While the book started as a series of "Faith and Globalization" seminars at Yale from 2008-11, the topics in this book have been shared in similar seminars in many parts of the world. A book like this is particularly difficult to write for at least three reasons. First, he is battling hugely negative religious perceptions right now. For religions have taken a huge beating due to the problems of terrorism and religious extremists who in their misguided passion, have instead given religion a bad name. For Volf to come up in defense of religion is already an uphill task to begin with. The author makes it clear that religions are not the problem. They are part of the solution. He admits the flaws of how some people have practiced religion but argues that religions have more good to offer the world and how they are essential in a world that is gripped by globalization influences. Second, after defending religions, he tries to float up common features that all the religions share without compromising his end. Already, there are huge disagreements within any one particular religion already, let alone five! This is like the need of a highly capable skipper to navigate a large ship through dangerous icebergs. One wrong move and one could shipwreck the whole vessel. Volf's keen understanding of each religion helps. Third, trying to bring together two seemingly separate entitles like religion and globalization is an incredibly difficult task. In a post-911 era, many cultures are increasingly anti-religious and secular. Yet, it must be done. For all the economic successes of globalization will come to nought if it does not address the needs of the human heart. Here is where religion comes in strong. For Volf, it is the Christian vision of a new creation. Pleasure without meaning is nothing. In the same way, meaning without pleasure seems incomplete.
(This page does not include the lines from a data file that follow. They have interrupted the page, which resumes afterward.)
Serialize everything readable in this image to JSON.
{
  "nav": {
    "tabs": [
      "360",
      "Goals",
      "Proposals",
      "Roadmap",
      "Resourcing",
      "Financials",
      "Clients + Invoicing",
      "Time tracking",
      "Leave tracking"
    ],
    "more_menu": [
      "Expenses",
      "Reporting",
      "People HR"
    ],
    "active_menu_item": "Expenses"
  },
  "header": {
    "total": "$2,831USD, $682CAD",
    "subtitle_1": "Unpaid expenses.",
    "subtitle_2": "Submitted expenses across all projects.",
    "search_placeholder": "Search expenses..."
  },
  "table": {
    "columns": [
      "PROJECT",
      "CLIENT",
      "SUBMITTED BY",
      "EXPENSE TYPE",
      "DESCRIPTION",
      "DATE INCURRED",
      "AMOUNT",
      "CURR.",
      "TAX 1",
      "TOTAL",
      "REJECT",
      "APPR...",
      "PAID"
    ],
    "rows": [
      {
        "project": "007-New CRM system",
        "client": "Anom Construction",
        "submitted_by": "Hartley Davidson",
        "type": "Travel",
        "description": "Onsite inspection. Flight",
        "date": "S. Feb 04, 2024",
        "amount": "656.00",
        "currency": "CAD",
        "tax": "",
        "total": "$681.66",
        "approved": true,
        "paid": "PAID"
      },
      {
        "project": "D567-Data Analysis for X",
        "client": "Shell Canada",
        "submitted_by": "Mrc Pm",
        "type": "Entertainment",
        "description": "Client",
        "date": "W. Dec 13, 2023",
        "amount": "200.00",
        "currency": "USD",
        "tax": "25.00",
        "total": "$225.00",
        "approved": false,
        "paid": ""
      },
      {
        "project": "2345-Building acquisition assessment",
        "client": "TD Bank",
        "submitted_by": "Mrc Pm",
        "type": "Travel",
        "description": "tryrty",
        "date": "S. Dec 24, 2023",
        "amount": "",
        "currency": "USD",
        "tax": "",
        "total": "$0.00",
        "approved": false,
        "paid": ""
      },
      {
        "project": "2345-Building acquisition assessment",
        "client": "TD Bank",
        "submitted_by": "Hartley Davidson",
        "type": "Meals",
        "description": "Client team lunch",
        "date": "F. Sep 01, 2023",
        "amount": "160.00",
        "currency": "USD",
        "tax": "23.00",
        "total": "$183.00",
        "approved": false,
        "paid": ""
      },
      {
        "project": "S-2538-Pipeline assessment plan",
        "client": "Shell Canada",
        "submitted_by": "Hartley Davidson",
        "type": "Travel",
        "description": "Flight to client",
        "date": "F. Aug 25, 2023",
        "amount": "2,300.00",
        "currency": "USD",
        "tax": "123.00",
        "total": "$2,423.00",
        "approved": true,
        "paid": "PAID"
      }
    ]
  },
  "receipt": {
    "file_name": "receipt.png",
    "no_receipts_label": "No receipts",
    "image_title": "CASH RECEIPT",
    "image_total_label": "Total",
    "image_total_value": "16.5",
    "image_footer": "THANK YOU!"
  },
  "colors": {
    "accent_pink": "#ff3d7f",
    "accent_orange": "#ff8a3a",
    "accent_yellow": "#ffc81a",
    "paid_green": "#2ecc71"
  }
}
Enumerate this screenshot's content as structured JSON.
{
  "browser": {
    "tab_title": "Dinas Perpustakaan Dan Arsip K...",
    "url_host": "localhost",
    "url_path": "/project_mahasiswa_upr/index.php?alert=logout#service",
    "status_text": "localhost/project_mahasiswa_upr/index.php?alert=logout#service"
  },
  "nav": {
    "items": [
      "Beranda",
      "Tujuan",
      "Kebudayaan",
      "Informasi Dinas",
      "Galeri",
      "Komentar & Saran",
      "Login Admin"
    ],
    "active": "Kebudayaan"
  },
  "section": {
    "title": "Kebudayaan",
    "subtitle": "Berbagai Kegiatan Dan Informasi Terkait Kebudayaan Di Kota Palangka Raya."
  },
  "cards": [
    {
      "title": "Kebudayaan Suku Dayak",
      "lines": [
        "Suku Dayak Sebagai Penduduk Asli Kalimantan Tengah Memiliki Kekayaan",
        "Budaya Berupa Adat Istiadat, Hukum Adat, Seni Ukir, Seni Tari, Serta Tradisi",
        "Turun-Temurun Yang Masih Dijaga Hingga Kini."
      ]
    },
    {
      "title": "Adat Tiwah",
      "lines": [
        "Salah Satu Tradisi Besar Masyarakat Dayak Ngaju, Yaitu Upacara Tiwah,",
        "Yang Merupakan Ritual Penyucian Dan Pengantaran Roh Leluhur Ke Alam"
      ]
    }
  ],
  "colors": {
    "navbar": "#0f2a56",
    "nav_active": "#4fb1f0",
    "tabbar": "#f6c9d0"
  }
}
Volf is Henry B. Wright Professor of Theology at Yale University, and is a keen author on issues surrounding religion, faith, Christianity and culture. His previous books reflect a common desire for unity and reconciliation. This book carries on his mission to do just that.
Rating: 4.75 stars of 5.
This book is provided to me courtesy of Yale University Press and NetGalley in exchange for an honest review. All opinions offered above are mine unless otherwise stated or implied.